CRONACA
Lettera agli amici italiani di ritorno da un viaggio nella fiera Barcellona. L'aeroporto di Linate come specchio di una Nazione in degrado, tra sprechi, tangenti, povertà, mafie e privilegi. Pensando anche alla sciagura di questa mattina sul treno dei pen
Non intendo associarmi a chi, come Berlusconi e Salvini, in pieno clima elettorale, ha puntato il dito contro i tagli del Governo alle reti di trasporto locali.

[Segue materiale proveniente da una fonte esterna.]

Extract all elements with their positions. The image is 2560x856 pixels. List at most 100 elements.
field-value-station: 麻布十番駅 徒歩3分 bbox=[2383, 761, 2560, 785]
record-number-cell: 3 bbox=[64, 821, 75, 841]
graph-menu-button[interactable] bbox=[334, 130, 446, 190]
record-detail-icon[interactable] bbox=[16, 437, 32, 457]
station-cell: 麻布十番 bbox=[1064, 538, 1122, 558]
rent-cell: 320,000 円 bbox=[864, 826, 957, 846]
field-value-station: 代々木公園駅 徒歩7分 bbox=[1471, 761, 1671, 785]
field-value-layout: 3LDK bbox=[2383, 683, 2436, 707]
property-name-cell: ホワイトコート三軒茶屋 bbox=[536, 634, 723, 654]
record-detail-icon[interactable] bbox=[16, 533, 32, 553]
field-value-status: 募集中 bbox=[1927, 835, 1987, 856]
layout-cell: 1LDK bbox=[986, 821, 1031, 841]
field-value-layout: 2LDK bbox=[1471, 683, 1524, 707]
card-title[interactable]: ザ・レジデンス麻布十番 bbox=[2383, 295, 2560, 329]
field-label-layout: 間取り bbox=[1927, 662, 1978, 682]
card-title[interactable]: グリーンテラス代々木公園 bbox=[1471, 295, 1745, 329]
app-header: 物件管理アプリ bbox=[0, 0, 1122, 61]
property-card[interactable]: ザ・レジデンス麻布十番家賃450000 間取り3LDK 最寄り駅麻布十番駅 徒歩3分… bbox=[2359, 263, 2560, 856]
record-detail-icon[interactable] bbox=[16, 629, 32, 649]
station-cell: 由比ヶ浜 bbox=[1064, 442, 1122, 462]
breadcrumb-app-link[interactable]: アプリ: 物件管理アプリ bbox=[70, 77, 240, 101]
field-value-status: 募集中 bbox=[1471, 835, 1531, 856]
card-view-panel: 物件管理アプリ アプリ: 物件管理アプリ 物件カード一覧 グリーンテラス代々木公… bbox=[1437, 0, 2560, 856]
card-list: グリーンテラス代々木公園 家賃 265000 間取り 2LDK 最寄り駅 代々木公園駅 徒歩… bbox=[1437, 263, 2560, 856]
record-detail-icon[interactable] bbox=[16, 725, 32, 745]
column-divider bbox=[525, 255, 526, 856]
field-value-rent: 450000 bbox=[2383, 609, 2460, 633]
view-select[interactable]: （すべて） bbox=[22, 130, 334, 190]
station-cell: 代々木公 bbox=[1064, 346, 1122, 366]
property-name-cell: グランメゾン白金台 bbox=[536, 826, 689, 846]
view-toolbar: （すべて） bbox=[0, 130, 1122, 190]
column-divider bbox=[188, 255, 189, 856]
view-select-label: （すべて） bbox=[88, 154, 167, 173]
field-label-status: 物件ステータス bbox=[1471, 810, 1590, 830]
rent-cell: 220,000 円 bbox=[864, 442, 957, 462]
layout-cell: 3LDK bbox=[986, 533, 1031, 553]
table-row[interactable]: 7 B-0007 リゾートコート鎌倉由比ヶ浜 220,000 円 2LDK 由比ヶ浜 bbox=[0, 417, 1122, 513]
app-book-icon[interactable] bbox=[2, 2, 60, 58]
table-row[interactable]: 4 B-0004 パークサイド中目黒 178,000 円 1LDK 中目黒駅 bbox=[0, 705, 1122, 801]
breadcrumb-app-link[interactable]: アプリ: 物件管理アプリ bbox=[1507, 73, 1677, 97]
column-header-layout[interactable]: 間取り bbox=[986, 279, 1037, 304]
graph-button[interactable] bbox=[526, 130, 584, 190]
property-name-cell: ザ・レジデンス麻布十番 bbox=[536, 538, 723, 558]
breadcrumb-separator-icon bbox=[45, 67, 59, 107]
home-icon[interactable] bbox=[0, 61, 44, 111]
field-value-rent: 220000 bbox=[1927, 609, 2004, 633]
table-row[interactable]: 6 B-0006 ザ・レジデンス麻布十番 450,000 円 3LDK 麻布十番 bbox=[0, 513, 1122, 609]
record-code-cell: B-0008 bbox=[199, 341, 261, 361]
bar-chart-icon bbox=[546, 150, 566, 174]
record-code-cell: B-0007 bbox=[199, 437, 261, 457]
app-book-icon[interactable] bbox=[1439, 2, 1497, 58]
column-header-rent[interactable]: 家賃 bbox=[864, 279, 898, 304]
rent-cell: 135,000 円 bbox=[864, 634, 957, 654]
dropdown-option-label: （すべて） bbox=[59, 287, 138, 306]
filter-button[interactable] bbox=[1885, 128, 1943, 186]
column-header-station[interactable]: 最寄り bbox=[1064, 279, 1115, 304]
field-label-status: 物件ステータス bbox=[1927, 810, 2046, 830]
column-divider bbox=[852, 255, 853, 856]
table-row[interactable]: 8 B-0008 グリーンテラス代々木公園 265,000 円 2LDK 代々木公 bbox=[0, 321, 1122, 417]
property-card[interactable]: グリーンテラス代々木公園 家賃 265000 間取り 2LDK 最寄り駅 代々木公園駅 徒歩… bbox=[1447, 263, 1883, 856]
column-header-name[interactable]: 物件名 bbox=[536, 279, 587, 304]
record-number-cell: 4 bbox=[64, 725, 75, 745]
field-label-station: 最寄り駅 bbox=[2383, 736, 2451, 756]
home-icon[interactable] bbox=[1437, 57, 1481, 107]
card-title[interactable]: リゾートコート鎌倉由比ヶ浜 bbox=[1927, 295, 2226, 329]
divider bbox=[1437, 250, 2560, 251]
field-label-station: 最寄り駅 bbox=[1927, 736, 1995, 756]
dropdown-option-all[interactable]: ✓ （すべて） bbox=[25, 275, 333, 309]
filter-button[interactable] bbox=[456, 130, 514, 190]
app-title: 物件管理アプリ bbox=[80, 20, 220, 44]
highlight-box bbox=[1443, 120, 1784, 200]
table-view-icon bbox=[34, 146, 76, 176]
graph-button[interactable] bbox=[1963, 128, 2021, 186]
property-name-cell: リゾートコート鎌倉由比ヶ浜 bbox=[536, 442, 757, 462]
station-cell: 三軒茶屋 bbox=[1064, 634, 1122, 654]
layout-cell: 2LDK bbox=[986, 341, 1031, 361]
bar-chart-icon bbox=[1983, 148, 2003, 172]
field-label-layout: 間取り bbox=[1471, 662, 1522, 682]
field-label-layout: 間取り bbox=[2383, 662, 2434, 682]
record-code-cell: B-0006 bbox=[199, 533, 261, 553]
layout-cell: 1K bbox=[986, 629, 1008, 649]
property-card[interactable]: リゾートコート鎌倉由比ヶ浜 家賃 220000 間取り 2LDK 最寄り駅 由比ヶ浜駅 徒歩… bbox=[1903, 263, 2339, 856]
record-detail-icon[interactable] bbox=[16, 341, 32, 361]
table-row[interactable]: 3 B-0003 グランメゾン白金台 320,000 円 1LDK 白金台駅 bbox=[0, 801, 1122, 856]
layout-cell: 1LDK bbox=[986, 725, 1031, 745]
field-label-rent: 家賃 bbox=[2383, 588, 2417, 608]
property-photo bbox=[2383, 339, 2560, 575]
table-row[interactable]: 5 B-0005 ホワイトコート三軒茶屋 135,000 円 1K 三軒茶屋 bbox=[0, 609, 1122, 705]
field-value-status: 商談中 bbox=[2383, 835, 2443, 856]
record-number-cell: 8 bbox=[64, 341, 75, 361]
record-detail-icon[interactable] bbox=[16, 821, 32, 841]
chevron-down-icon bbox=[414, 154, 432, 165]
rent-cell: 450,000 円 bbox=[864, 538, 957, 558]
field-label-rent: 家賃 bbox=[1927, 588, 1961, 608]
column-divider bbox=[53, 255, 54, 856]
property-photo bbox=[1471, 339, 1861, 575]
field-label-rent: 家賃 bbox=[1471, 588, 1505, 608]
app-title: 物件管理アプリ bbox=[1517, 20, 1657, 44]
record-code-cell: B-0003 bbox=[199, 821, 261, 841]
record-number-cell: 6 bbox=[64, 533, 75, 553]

Però il Cavaliere ha ragione quando dice: "Siamo in debito rispetto alle infrastrutture. Abbiamo un distacco con la Spagna e la Francia di almeno il 50 per cento. Dobbiamo migliorarle". Poi ci si chiede cos'abbia fatto lui...
di Marco Bazzi

Sono stato qualche giorno a Barcellona con amici, in quella parte di Spagna dove sventola l’anima fiera dell’indipendenza catalana. C’ero già stato in passato, ma questa volta mi hanno colpito la pulizia, l’ordine, la cordialità, la disponibilità, il sorriso e la voglia di lavorare della gente. E mi ha colpito quell’aeroporto tirato a lucido, ordinato, che ci potevi mangiare sul pavimento… Ovvio, poi lungo la Rambla trovi anche quartieri meno decorosi… Ma parliamo di una città con oltre un milione e mezzo di abitanti…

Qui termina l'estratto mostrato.